Two more Christmas tunes followed, "Fantasia on Christmas Carols" and "Jessye's Carol." Then, Tony winner Betty Buckley took to the stage to woo the crowd with song, offering spell-binding versions of "God Rest ye Merry Gentlemen," "We Three Kings" and "For the Beauty of the Earth." Buckley's voice, which always impresses with both its power and its beautiful shades of color, was even more overwhelming in this space, her strong tones echoing throughout the cavernous church. The first half of the evening concluded with the 18th-century carol "O Come, all ye Faithful."

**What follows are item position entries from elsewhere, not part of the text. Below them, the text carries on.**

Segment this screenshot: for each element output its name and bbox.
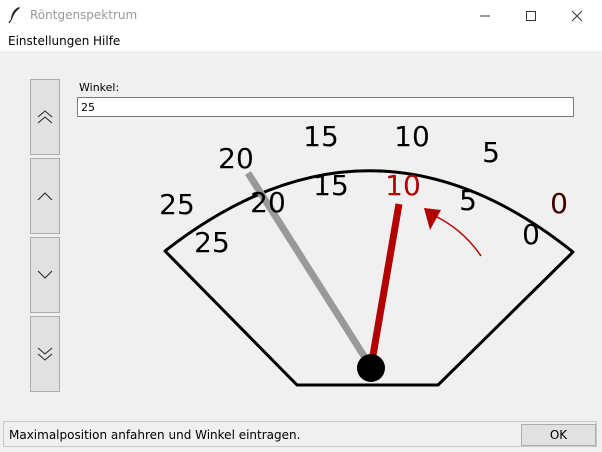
inner-label: 5 <box>459 184 477 217</box>
inner-label: 0 <box>522 218 540 251</box>
outer-label: 25 <box>159 188 195 221</box>
goniometer-gauge: 25 20 15 10 5 0 25 20 15 10 5 0 <box>159 120 575 387</box>
needle-pivot <box>357 354 385 382</box>
outer-label: 20 <box>218 142 254 175</box>
inner-label: 20 <box>250 186 286 219</box>
inner-label-highlight: 10 <box>385 169 421 202</box>
status-message: Maximalposition anfahren und Winkel eint… <box>9 428 301 442</box>
inner-label: 15 <box>313 169 349 202</box>
outer-label: 5 <box>482 136 500 169</box>
outer-label: 10 <box>394 120 430 153</box>
gauge-body <box>163 169 575 387</box>
red-needle <box>367 203 403 368</box>
status-bar: Maximalposition anfahren und Winkel eint… <box>3 421 597 447</box>
rotation-arrow-head <box>424 208 441 230</box>
outer-label: 15 <box>303 120 339 153</box>
rotation-arrow <box>430 213 482 257</box>
inner-label: 25 <box>194 226 230 259</box>
outer-label: 0 <box>550 187 568 220</box>
ok-button[interactable]: OK <box>521 424 596 446</box>
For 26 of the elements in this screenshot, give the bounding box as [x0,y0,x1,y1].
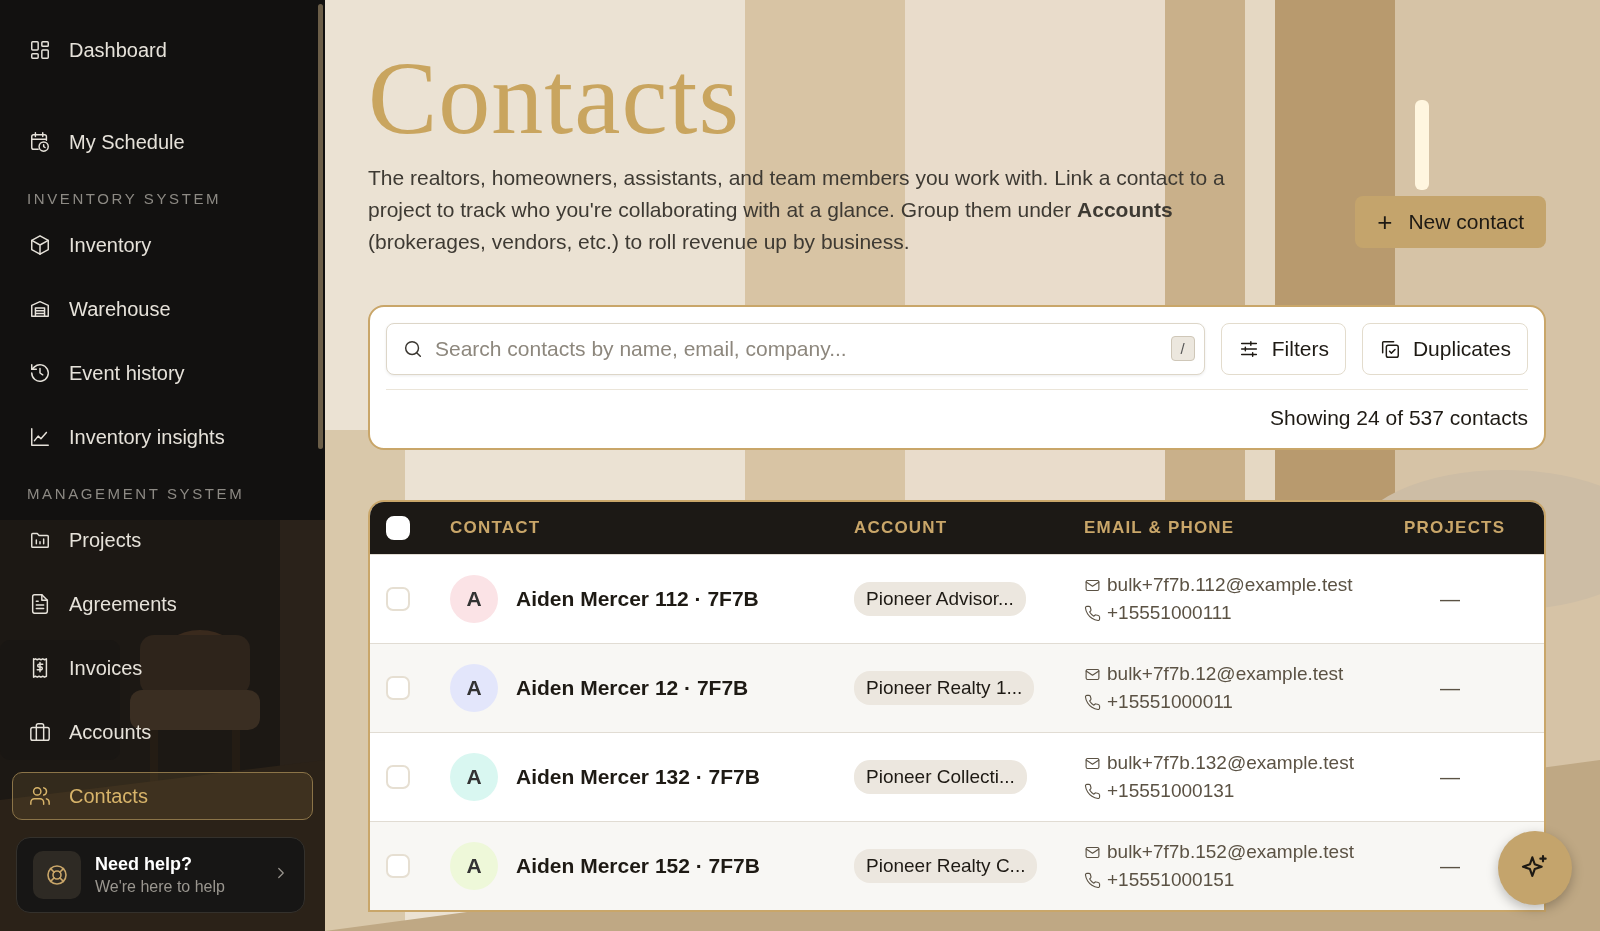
sidebar-item[interactable]: Projects [12,516,313,564]
sidebar-item[interactable]: Dashboard [12,26,313,74]
help-title: Need help? [95,854,193,875]
sidebar-item[interactable]: Accounts [12,708,313,756]
sidebar-item[interactable]: Invoices [12,644,313,692]
cube-icon [29,234,51,256]
line-chart-icon [29,426,51,448]
sidebar-item[interactable]: Inventory [12,221,313,269]
history-icon [29,362,51,384]
sidebar-item[interactable]: Agreements [12,580,313,628]
briefcase-icon [29,721,51,743]
lifebuoy-icon [45,863,69,887]
sidebar-item[interactable]: Event history [12,349,313,397]
users-icon [29,785,51,807]
sidebar-item[interactable]: Inventory insights [12,413,313,461]
section-heading: MANAGEMENT SYSTEM [26,484,246,504]
sidebar-item[interactable]: Warehouse [12,285,313,333]
sidebar-item[interactable]: Contacts [12,772,313,820]
help-card[interactable]: Need help? We're here to help [16,837,305,913]
calendar-icon [29,131,51,153]
document-icon [29,593,51,615]
section-heading: INVENTORY SYSTEM [26,189,223,209]
help-subtitle: We're here to help [95,878,226,896]
warehouse-icon [29,298,51,320]
sidebar-item[interactable]: My Schedule [12,118,313,166]
grid-icon [29,39,51,61]
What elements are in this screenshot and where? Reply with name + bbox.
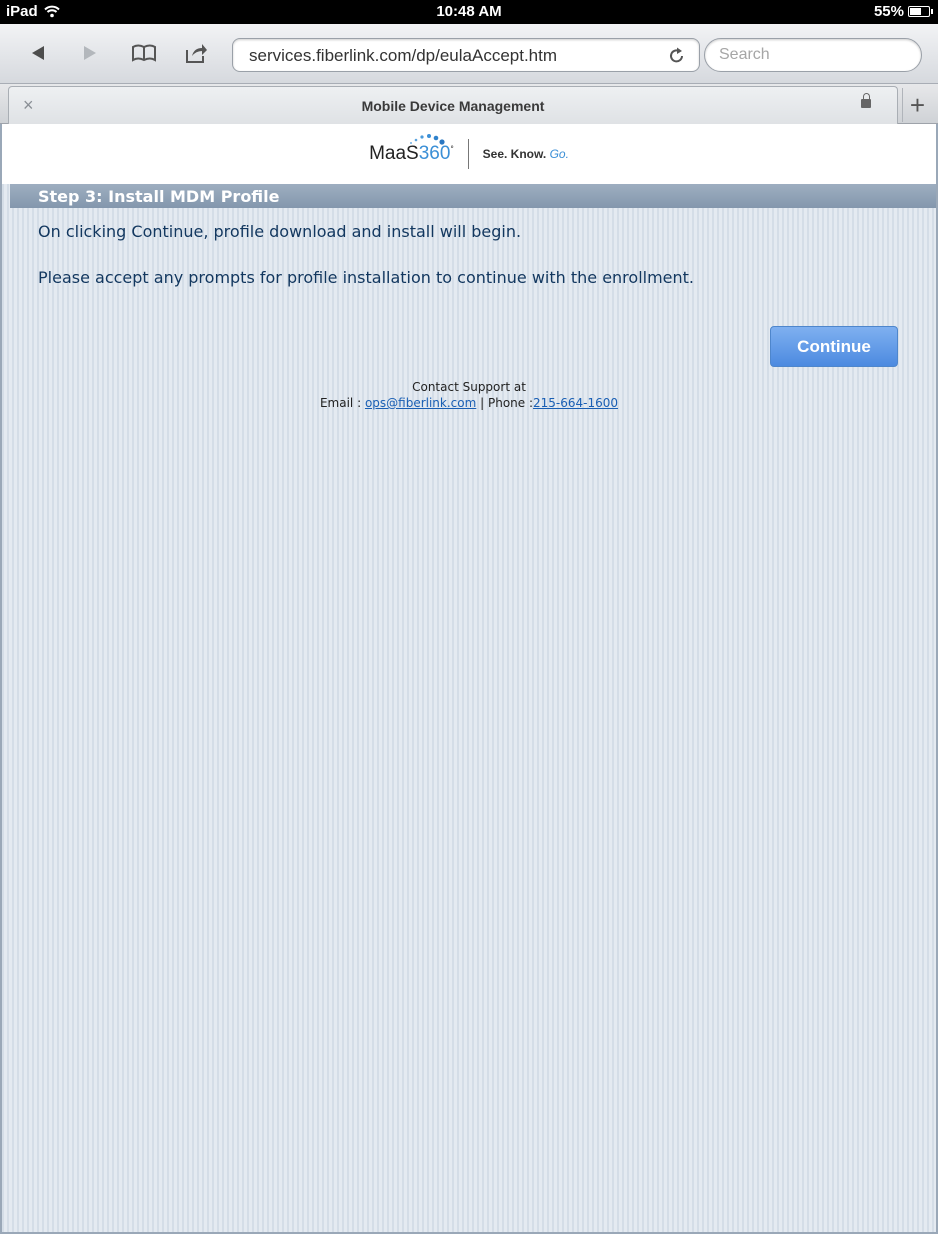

The second portion of the concert began with Mendelssohn's "Hark, the Herald Angels Sing!" and was followed by the second segment of McNally's "Some Christmas Letters." "Ave Rex -- A Carol Sequence" displayed the talents of the choirs beautifully, and the final portion of the Christmas letter reading was next. Buckley returned to the stage for two more carols, "What Child Is This?" and "Silent Night," both arranged by her long time musical conductor and pianist Kenny Werner. Buckley wrapped her magnificent tones around both songs, particularly brilliant in her version of "Silent Night," which built to a thrilling climax of vocal prowess. The "Joyous Christmas Concert" concluded with a rousing, inspirational version of "The First Nowell" for which the audience was again invited to lend their voices. A joyous concert, indeed.